I've put a two-burner electric hot plate on the reservoir of the Margin Gem in the house kitchen--something that was done quite frequently in history judging from the pictures I've seen.  I've used this for only very light cooking here and there.  Any serious cooking and baking has been hauled out to the summer kitchen.

I really think this Hayes-Custer is quite fuel efficient.  On just a few sticks, I can do quite a bit of cooking and baking.  Speaking of baking, I think it does a beautiful job of it.  In the picture below, I left the goods in the oven about three minutes too long (my fault entirely), but isn't everything a beautiful, uniform golden brown?  I didn't have to rotate anything during the baking time, either.

Bread and rolls coming out of the oven on the Hayes-Custer.  Notice how 
small a fire was required to keep the oven hot.

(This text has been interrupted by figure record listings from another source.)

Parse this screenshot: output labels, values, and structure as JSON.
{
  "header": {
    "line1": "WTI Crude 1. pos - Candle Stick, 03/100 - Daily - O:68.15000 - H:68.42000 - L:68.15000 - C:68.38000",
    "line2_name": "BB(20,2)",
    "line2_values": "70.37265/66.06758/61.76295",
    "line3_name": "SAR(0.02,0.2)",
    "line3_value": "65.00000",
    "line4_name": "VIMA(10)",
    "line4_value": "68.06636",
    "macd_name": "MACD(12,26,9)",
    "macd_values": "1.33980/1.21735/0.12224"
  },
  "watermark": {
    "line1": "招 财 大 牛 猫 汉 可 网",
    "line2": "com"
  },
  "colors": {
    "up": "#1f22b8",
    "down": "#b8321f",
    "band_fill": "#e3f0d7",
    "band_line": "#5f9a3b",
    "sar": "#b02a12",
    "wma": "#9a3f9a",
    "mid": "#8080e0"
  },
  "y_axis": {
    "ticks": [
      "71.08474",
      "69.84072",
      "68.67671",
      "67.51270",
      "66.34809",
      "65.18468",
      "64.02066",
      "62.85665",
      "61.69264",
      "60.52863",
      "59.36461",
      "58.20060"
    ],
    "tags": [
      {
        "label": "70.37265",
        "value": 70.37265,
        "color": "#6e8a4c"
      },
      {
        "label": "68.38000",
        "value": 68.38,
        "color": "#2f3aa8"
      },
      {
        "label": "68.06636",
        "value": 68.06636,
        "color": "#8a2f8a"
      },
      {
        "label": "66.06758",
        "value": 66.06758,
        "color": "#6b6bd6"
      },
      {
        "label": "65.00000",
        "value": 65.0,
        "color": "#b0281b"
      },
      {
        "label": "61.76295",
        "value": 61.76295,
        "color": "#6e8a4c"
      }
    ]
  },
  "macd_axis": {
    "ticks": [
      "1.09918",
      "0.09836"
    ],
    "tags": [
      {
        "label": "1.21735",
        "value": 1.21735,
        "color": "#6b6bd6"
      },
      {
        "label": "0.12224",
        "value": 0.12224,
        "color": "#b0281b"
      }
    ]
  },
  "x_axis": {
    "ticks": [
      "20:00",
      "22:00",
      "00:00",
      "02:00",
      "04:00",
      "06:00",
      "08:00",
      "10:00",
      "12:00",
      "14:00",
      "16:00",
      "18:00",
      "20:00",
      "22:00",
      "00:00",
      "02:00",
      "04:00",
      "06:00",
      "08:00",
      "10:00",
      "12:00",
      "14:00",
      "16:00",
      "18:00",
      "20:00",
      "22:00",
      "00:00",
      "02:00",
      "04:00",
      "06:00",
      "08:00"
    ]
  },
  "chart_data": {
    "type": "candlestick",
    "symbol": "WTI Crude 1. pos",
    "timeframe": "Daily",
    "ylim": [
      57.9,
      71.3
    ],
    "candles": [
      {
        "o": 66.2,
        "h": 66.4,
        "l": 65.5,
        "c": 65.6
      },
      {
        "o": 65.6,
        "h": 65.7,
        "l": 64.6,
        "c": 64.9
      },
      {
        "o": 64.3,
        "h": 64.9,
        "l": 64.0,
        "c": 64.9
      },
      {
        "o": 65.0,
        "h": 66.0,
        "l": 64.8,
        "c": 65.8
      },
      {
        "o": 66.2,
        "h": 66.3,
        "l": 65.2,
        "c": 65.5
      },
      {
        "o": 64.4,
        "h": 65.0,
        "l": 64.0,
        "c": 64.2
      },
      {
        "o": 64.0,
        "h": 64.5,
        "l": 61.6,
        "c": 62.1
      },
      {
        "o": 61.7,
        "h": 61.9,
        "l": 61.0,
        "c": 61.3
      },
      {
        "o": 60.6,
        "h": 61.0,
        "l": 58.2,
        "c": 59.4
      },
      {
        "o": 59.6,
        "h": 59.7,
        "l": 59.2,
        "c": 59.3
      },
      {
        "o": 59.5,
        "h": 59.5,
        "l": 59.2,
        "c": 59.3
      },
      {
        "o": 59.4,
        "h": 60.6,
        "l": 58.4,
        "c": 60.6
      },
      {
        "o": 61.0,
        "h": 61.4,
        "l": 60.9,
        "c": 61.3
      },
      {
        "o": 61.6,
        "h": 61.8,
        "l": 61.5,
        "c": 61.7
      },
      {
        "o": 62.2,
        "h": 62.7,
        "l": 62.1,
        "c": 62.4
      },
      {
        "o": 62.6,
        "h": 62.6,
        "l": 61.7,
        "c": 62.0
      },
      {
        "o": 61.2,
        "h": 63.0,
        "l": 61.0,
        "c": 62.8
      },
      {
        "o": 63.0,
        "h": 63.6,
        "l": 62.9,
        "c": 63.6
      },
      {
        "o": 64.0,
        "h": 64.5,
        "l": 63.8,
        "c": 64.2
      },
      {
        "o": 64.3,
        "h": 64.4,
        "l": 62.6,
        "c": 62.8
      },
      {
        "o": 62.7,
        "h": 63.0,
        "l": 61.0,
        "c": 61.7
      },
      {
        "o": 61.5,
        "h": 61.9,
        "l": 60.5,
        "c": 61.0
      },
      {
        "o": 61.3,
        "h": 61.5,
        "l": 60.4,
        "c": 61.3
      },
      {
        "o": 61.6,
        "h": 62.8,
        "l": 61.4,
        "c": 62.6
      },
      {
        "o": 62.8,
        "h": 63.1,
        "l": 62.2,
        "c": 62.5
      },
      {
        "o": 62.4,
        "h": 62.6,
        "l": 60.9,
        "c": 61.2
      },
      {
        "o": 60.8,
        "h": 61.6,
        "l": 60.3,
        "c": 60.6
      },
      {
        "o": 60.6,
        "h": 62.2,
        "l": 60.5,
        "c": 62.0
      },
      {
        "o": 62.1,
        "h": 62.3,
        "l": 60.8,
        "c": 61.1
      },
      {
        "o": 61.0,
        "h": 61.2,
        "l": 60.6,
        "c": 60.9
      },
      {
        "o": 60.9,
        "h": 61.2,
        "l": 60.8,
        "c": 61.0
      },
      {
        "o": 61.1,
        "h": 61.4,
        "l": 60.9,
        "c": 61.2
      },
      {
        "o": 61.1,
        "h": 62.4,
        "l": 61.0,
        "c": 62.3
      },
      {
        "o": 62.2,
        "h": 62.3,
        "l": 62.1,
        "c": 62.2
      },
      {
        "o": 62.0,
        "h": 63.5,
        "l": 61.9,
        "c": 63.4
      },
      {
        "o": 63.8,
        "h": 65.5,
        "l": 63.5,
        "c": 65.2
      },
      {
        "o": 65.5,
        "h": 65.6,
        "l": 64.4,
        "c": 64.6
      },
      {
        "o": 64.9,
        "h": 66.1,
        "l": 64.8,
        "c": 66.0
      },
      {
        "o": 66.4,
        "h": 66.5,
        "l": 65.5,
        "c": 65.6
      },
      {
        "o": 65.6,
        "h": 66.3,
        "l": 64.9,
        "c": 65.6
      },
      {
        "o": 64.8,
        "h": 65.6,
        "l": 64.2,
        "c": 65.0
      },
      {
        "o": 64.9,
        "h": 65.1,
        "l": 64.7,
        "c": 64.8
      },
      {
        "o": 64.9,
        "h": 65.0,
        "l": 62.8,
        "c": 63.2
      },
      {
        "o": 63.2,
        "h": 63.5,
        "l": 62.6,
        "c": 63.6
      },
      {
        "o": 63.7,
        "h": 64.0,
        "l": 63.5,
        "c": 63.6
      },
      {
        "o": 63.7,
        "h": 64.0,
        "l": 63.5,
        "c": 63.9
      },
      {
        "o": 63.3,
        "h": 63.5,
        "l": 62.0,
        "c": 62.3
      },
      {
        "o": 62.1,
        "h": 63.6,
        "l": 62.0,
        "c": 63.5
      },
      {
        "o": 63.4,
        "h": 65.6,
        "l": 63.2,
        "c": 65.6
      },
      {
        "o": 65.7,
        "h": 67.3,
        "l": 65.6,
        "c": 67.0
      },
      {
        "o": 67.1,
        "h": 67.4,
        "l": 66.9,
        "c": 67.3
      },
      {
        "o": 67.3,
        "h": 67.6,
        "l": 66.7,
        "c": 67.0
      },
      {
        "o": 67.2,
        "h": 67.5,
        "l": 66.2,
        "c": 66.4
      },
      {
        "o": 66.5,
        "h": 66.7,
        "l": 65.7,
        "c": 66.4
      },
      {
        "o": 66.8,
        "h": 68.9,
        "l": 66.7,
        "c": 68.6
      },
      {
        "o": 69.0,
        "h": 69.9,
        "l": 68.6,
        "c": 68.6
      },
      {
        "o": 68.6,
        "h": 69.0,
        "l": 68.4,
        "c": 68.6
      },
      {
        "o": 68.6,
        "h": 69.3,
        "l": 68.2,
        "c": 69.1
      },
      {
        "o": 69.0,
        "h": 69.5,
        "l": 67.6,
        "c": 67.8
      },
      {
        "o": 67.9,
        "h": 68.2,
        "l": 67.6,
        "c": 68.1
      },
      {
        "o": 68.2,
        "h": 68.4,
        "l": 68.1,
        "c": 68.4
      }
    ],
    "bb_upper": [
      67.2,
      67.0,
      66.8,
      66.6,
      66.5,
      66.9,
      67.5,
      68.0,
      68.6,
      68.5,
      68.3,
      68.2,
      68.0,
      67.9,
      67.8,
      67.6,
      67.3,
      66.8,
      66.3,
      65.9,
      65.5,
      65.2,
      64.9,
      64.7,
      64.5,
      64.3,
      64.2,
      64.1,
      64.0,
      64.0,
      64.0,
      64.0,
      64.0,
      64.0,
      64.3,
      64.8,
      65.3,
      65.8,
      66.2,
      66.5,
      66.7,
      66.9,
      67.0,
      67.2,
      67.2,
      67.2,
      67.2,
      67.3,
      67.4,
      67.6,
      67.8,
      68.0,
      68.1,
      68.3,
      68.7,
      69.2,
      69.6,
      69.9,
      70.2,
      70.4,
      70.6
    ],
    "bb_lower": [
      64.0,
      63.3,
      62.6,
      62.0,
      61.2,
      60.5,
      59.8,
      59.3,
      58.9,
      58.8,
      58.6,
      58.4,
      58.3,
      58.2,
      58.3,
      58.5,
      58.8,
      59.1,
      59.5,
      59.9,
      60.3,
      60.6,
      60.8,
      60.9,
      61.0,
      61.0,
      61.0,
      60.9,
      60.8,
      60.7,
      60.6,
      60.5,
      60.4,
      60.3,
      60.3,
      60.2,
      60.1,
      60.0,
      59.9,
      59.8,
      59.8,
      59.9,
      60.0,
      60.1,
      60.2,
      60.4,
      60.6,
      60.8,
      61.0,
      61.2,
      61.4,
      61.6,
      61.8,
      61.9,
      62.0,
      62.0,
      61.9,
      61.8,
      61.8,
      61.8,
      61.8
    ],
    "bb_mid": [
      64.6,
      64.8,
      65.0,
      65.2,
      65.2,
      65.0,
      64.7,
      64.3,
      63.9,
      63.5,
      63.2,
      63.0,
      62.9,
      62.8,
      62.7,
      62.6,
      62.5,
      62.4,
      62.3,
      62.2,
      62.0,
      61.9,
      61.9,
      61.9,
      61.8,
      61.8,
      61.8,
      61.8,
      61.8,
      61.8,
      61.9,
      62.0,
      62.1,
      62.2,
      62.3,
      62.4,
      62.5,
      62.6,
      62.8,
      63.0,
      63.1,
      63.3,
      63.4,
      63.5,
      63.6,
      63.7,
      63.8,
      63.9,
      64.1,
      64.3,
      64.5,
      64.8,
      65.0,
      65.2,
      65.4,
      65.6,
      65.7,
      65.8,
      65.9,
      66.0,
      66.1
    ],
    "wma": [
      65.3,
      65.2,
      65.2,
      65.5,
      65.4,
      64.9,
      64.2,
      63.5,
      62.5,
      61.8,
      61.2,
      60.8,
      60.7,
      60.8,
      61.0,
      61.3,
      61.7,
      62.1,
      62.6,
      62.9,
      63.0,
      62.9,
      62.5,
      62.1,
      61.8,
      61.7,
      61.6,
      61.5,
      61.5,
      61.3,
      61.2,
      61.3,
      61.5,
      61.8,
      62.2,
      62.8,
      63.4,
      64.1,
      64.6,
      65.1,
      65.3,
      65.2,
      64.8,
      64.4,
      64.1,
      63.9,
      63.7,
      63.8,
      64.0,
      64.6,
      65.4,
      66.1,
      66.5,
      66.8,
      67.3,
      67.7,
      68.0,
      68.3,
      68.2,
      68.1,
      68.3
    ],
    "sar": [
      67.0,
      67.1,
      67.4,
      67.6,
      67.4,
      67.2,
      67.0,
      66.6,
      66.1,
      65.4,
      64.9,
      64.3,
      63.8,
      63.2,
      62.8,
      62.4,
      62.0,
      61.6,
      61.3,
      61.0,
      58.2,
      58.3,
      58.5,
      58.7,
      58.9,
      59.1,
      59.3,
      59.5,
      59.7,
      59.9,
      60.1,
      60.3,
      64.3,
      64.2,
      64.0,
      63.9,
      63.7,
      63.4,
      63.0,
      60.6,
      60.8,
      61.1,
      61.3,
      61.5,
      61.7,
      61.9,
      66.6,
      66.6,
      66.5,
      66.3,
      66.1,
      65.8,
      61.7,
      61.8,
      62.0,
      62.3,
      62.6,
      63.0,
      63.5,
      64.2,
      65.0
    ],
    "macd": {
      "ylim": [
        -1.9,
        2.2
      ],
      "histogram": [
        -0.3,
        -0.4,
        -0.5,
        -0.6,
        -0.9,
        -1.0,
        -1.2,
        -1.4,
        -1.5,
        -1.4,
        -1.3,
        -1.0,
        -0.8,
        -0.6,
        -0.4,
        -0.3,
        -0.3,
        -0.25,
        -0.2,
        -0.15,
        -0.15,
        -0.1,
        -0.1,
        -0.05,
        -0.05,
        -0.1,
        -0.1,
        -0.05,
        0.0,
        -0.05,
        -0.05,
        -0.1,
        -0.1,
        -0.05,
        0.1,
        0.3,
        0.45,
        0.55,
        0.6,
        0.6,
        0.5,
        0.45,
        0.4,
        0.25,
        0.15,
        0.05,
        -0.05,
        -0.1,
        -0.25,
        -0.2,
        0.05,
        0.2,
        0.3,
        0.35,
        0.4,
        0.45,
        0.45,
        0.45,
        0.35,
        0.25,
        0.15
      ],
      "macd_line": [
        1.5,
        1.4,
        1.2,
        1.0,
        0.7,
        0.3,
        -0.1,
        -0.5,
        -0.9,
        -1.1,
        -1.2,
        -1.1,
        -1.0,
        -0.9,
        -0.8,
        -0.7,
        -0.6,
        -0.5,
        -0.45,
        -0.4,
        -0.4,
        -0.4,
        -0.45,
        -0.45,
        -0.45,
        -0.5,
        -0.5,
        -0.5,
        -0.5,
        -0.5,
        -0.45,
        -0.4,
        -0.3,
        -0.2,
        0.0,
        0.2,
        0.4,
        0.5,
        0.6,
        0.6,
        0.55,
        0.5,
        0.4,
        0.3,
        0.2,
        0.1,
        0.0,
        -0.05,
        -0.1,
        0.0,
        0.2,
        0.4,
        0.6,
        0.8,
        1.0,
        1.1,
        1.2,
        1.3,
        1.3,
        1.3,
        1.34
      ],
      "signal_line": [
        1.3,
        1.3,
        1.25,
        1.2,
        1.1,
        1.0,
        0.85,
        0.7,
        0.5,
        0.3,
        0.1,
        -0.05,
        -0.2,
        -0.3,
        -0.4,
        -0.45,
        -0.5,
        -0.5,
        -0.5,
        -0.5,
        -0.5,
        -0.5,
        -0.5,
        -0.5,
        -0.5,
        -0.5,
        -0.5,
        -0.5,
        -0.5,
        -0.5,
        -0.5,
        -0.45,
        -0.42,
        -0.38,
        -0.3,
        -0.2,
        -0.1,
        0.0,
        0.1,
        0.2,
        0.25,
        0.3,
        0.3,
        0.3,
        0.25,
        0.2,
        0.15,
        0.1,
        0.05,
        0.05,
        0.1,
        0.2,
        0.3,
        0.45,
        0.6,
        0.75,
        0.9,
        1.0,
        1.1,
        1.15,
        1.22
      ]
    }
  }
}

Oh, and I wish someone would explain something to me: Why do I like cinnamon rolls that are made out of bread dough so well?  I make very good cinnamon rolls using my own variation of my aunt Meme's recipe.  For Monday Market baking, I mix up 15 batches of those rolls, five batches at a time.  People stand in line to buy them.  But, when I'm baking bread for just Nancy and me, I sometimes make one loaf's worth of the dough into a pan of cinnamon rolls.  That's what I did in the picture above.  And I love them!  They have less fat and less sugar in the dough; they are not nearly so light.  In fact they're downright chewy, and I savor every bite!  But why?

Anyway, the picture below is my first ever attempt at tater-tot casserole.  It was very good, but I'm just not a huge fan of tater-tots.  I would like to try it as the recipe originally said, which was to make it with sliced potatoes.  We'll see.  Didn't the Hayes-Custer do a nice job of browning the tater-tots, though?  Nancy doesn't like vegetables to be in the casserole, so the two saucepans over the firebox have home-grown peas and sweet corn from our freezer in them.

During Covid-19 quarantine time, I learned to make hamburger buns from scratch.  The ones that I made on Tuesday of this week were the best batch ever.  The secret?  I think it was the fact that I used bacon grease in them instead of Crisco or vegetable oil.  I've never done that before.

The buns didn't taste like bacon at all, but they were very tender.  They look a little brown on the top, but they were actually just perfect.  I made them for the barbecued shredded pork that you can see in the smaller saucepan directly above the oven.  I made the shredded pork out of some that I had canned on the Margin Gem back in 2017.  The sandwiches were very delicious.

When I start a fire to do some cooking in the summer, I try to take advantage of the fire as much as possible in order to be more efficient.  The black saucepan on the warming shelf has hardboiled eggs in it that are being timed before their cold water bath.  The saucepan over the firebox was water coming to a boil for cooking pasta for a salad.

The last picture is of yesterday's breakfast--and supper and today's supper actually.  The pancakes and part of the bacon were the breakfast.  The rest of the bacon and the chicken breast hidden inside that small cast iron skillet on the back of the range all went into the aforementioned pasta salad.

Breakfast cooking on the Hayes-Custer wood cookstove.

There has been much more cooking done on the Hayes-Custer already this summer, but not every occasion has warranted a picture.  As you can see, the stove has been busy, and I must say, it's been very cooperative too.